I need put name of genus and species of the best match in BLASTn with percentage of identity automatically, in headers of a multi-FASTA file. How can I do this? For example:

Before:

>xxxx|yyyy|zzzz
ATCG...
>xxxx|yxyx|zxzx
ATCG...


After:

>xxxx|yyyy|zzzz|*Genus_species*_99%
ATCG...
>xxxx|yxyx|zxzx|*Genus_species_2*_100%
ATCG...


Thanks!

BLASTN RENAME HEADER MULTI-FASTA SCRIPT • 1.4k views
0
Entering edit mode

Did you know that the singular from of the word species is species?

0
Entering edit mode

Ok. Thanks. I need put genus and species.

0
Entering edit mode

How does your blast output looks like?

0
Entering edit mode

'6 qseqid sseqid stitle pident length evalue sstart send qlen slen'

0
Entering edit mode

What have you tried?
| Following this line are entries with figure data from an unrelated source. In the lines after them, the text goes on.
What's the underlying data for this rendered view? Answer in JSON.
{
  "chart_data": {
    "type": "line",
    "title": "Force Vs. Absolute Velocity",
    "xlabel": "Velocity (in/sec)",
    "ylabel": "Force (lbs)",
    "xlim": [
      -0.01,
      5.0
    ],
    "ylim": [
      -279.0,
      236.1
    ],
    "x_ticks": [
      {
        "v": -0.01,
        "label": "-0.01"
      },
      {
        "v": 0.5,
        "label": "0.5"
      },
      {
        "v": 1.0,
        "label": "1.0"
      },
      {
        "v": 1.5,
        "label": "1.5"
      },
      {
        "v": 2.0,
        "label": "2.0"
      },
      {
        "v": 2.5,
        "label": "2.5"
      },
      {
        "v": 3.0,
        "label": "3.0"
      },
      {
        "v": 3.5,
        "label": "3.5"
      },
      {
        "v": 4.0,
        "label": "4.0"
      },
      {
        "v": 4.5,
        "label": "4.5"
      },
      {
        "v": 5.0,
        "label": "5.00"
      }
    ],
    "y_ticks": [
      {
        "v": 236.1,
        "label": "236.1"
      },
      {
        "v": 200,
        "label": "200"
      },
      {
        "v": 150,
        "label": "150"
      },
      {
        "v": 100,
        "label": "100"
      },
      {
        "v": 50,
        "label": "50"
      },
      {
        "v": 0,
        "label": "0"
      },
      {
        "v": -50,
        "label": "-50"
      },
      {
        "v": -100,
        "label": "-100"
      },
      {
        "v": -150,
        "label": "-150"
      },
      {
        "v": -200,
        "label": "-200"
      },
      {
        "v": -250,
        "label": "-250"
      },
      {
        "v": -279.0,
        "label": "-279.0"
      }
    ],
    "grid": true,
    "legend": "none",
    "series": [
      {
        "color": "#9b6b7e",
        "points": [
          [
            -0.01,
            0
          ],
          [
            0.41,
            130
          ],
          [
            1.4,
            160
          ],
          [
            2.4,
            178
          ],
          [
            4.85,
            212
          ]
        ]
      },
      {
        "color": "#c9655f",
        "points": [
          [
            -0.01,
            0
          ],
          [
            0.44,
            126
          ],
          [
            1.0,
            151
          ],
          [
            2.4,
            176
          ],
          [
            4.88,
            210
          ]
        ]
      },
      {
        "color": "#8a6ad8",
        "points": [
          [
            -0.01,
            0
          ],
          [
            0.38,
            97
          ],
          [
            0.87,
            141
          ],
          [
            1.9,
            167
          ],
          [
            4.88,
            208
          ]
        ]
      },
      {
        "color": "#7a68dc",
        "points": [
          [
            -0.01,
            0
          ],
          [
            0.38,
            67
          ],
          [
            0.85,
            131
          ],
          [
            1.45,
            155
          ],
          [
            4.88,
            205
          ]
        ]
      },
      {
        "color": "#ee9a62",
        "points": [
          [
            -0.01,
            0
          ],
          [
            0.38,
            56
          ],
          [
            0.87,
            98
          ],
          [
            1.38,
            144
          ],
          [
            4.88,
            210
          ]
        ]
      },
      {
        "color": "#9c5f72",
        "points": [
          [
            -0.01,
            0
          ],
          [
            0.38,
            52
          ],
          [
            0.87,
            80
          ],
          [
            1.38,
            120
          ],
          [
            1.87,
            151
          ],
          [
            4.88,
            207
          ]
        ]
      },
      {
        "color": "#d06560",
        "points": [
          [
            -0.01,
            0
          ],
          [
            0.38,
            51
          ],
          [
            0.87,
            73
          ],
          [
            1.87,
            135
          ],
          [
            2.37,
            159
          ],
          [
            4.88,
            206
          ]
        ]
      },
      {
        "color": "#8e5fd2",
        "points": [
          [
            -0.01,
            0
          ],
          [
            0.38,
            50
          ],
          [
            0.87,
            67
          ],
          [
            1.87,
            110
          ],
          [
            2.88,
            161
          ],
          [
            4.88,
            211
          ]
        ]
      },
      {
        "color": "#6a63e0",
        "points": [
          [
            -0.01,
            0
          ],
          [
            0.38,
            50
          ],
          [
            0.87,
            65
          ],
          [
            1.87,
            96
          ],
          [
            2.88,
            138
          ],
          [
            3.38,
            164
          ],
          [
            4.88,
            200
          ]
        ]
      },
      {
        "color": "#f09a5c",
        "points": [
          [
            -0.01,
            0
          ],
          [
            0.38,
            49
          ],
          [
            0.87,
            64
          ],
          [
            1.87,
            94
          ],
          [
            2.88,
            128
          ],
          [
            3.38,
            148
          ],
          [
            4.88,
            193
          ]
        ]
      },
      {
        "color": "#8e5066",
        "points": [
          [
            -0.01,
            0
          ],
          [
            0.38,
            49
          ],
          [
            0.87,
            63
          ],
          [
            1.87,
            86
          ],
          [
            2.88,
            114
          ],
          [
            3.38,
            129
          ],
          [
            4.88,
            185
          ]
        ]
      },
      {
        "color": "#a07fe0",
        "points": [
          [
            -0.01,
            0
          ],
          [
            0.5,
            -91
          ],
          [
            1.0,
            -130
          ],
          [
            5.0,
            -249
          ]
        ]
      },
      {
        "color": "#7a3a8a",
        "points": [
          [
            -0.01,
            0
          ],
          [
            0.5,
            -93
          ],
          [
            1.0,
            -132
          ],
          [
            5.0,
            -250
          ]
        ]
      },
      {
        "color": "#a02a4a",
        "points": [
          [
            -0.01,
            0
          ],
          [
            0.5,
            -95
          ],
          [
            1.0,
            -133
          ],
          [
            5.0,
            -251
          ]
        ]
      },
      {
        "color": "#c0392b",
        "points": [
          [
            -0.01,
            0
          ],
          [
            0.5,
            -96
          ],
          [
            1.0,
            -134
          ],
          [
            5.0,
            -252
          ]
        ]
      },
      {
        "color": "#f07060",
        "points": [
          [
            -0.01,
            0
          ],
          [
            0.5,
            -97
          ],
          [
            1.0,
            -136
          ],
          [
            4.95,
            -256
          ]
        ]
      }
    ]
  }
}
If you give real workable examples, there is likely someone here that will do this for you.

0
Entering edit mode

What is the blast command you used ?

Specie names is not that easy to catch with blast. Chose the informations you want in your blast output amongst this list. Like qseqid, pident and scomnames...

The specie name you want could be under sscinames (Subject Scientific Name(s), separated by a ';'), scomnames (Subject Common Name(s), separated by a ';') or sblastnames (Subject Blast Name(s), separated by a ';')

Then, keep the line of the best pident for each qseqid

You can now use a script language as Perl or Python (you can even do it in Unix if you want)

• Create a dictionnary with qseqid as key and scomnames+pident as value
• For each record of your fasta file
• Check if the id exist as key in your directory, if yes, change the id name
• Write the record in a new file
0
Entering edit mode

Thanks for answering! But I need help to write this script.

0
Entering edit mode

I could, but you have to help me, giving me the blast command line you used, and the attribute you want as species (sscinames, sscinames, sblastnames)

If you don't know which attribute could be the best "species" for you, re-run your blast command adding sscinames, sscinames and sblastnames to your command

'6 qseqid sseqid stitle pident length evalue sstart send qlen slen sscinames sscinames sblastnames'

And copy the 10 first line of the blast output in your post

0
Entering edit mode

It all depends on your reference so if you can add that to your question it is easier to help. If you have taxonid's in your database it is "fairly easy" with python. You need to add staxid to the output and use the rankedlineage.dmp file. But like I said, we dont know your reference and where you want to get the species names from.

0
Entering edit mode

could you post some specific example for input and expected output? Description is too generic.